Gilbert Glenn Brown (portrays Dr. Martin Luther King Jr.) and Karen Malina White (portrays Camae) in L.A. Theatre Works “The Mountaintop.”
Photo by Kirk Richard Smith/Courtesy of GMU Center for the Arts
Where and When
L.A. Theatre Works presents “The Mountaintop” at George Mason University Center for the Arts, 4400 University Drive. Fairfax. Performance: April 14 at 8 p.m. Tickets: $44, $37, $26. Call 703-993-2787 or visit https://cfa.gmu.edu/">https://cfa.gmu.edu/. Note: Contains mature language.
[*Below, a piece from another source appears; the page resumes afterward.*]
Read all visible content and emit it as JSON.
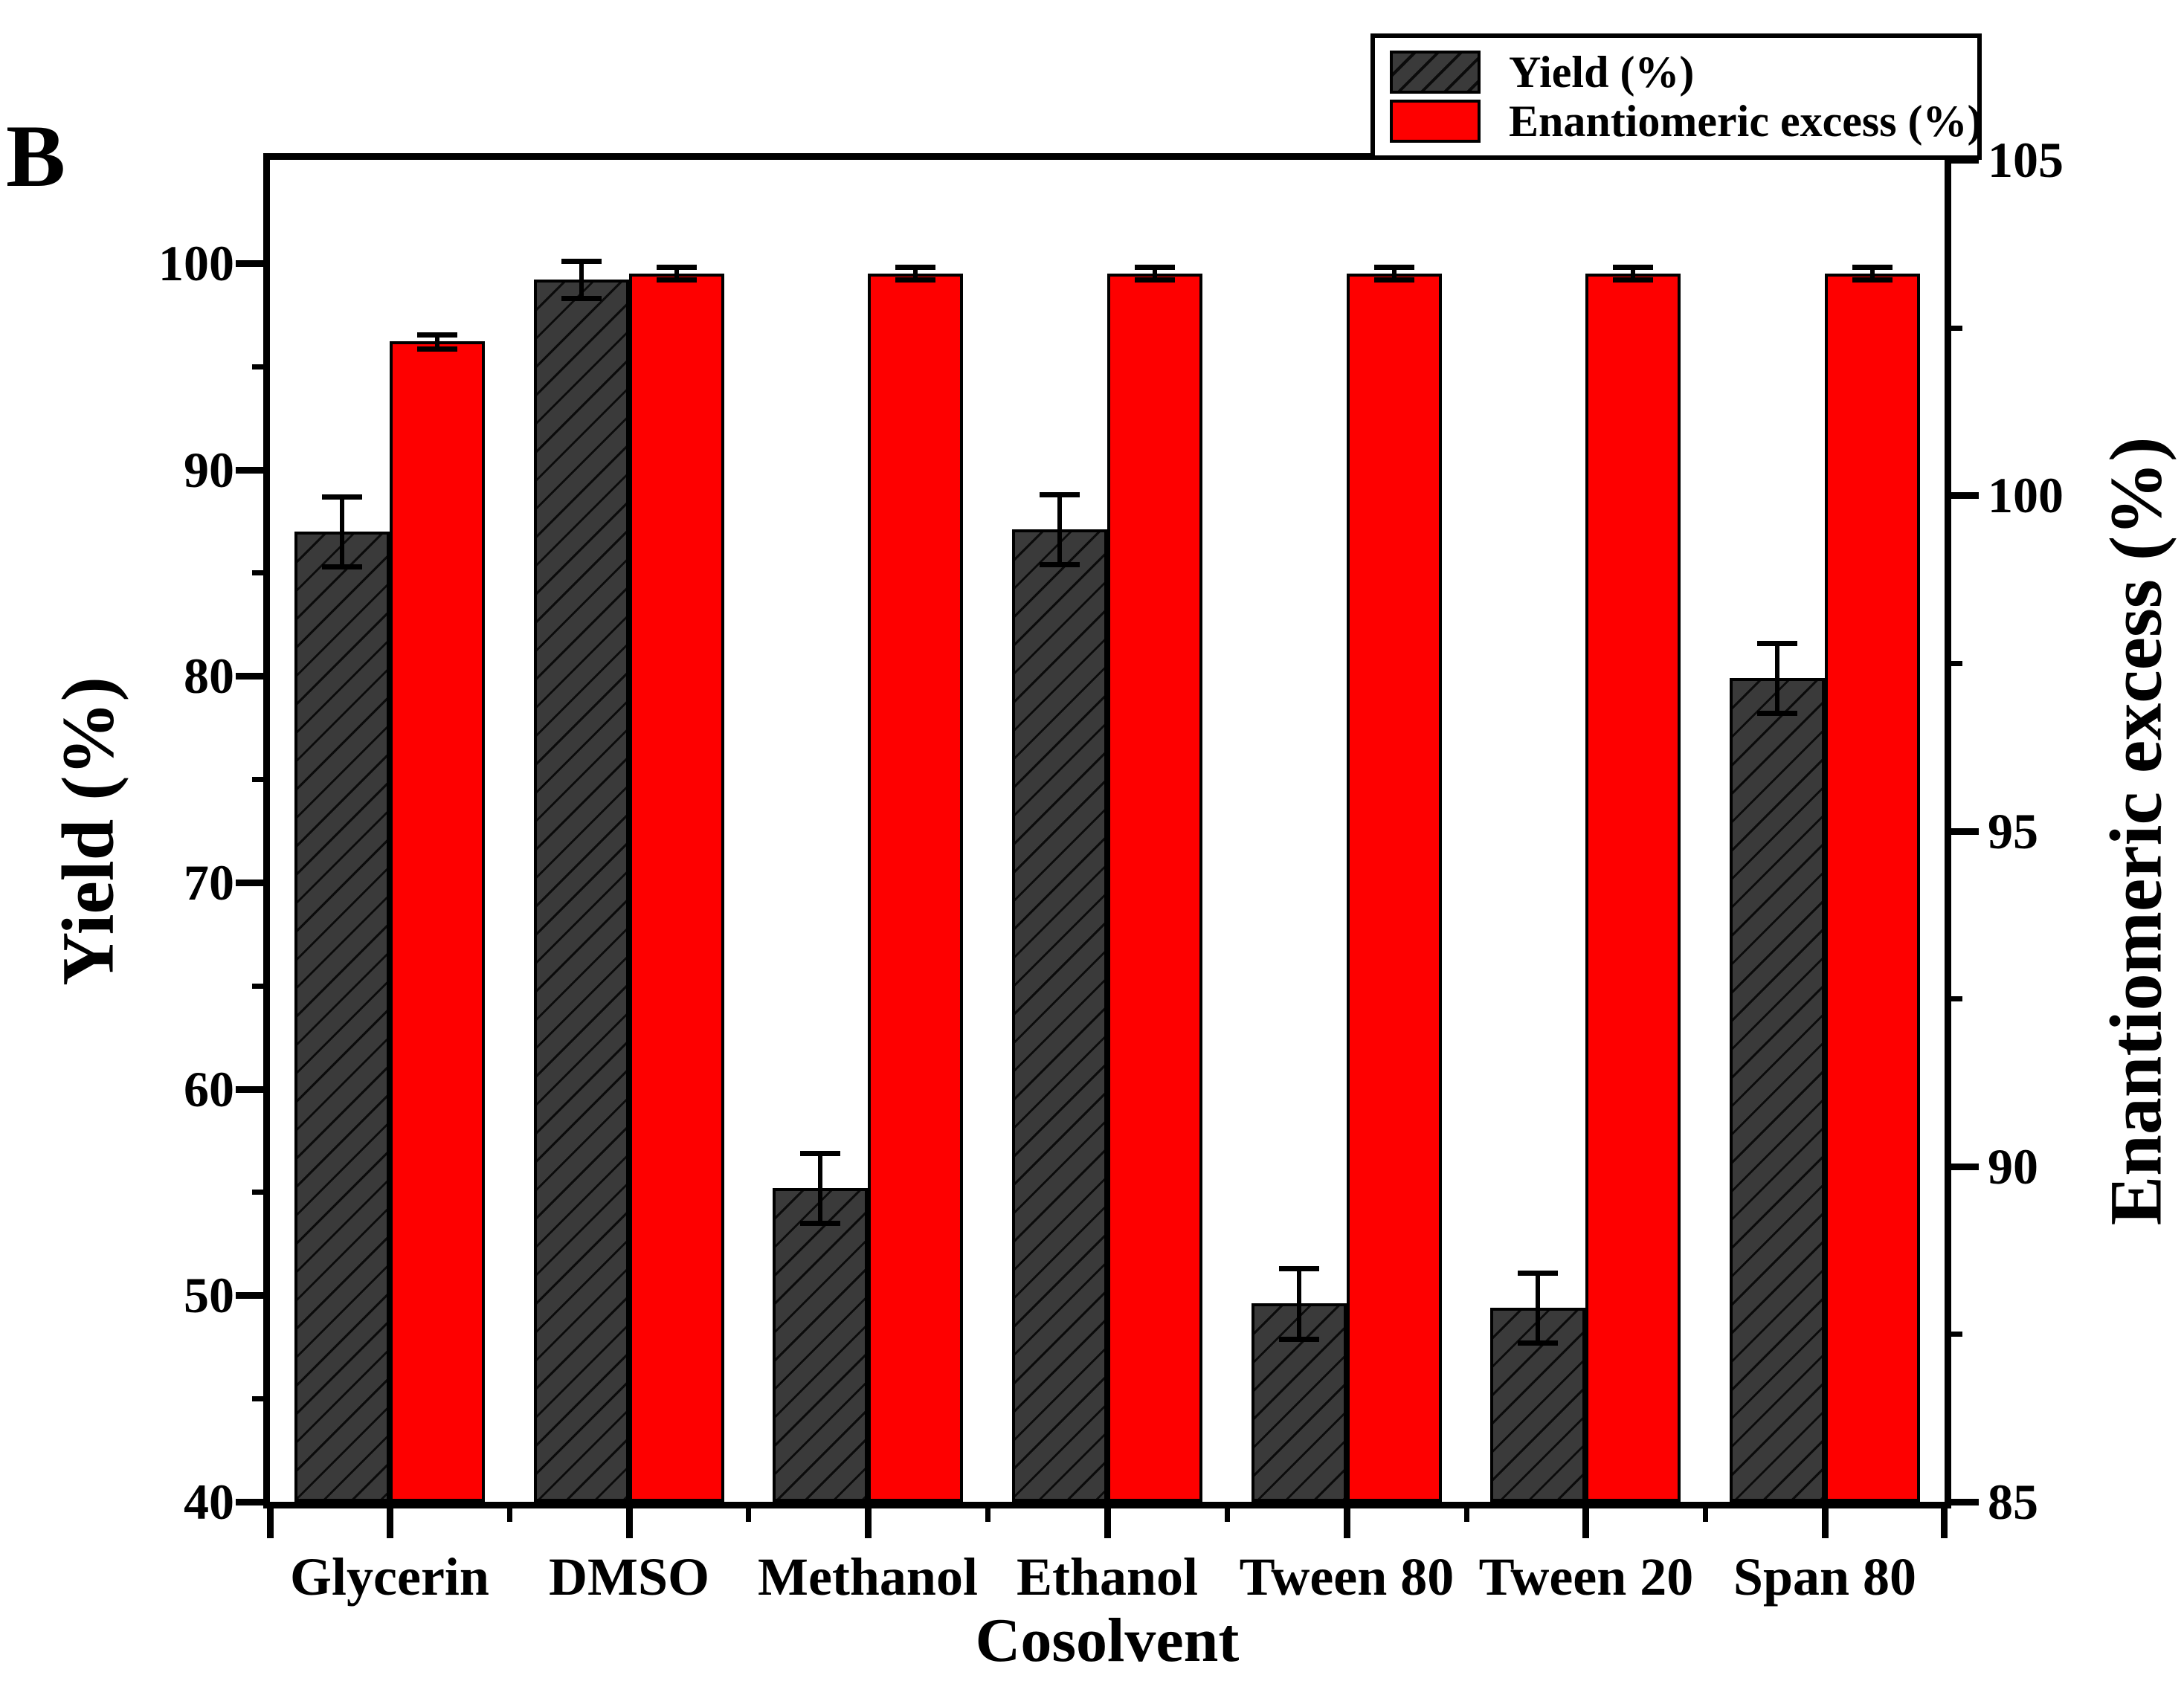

There will be a pre-performance discussion about 45 minutes before the play begins.
On April 3, 1968, after delivering his famous speech with the words, “I’ve seen the promised land … I’ve been to the mountaintop,” in support of Memphis, Tenn. sanitation workers on strike for better wages and working conditions, Martin Luther King Jr. went to his room at the Lorraine Motel in Memphis. The next day, Dr. King was assassinated. He was 39.
From these facts, playwright Katori Hall penned her award-winning play, “The Mountaintop.” It imagines conversations between Dr. King and Camae, a fictional hotel maid on the night before his assassination. Outside in the night air, a rainstorm rages.
L.A. Theatre Works will bring “The Mountaintop” to the Center for the Arts. “We wanted to tour ‘The Mountaintop’ on the occasion of the anniversary of Dr. King’s assassination,” said L.A. Theatre Works producing director Susan Loewenberg. “We wanted to honor Dr. King’s memory.
“Katori Hall’s ‘The Mountaintop’ is imaginative, funny, heart wrenching and a highly revealing work about King,” said Lowenberg. “It will remind audiences and ourselves that great leaders are not perfect and not infallible but do stand the test of time.”
The production uses L.A. Theatre Works signature radio drama style with the actors delivering their line in front of microphones with projections on screens and sound effects
“This is a role and play of a lifetime,” said Gilbert Glenn Brown who portrays Dr. King. “Having an opportunity to travel the country honoring and sharing Dr. King’s message of love and change for the better for all, especially now, when we all so desperately need it, is truly humbling and empowering.”
Brown described “The Mountaintop” as “transformational theater that speaks to one’s humanity, to one’s ‘perfect’ imperfectness. We all falter at times, but we all have the ability to love, to stand and speak against injustice trying to make this world better for all.”
In the role of Camae is Karen Malina White. “Camae is smart, sharp and witty. She challenges Dr. King on his non-violence methods, on sexism and on the future of the movement. She’s the voice of the young people in 1968. She’s the voice of the poor and working class. I’m honored for the opportunity to be in ‘The Mountaintop.’
“I hope our audiences will come away with hope and a renewed sense of personal commitment to move our country continually towards equality and deep respect for the lives of all Americans,” said White.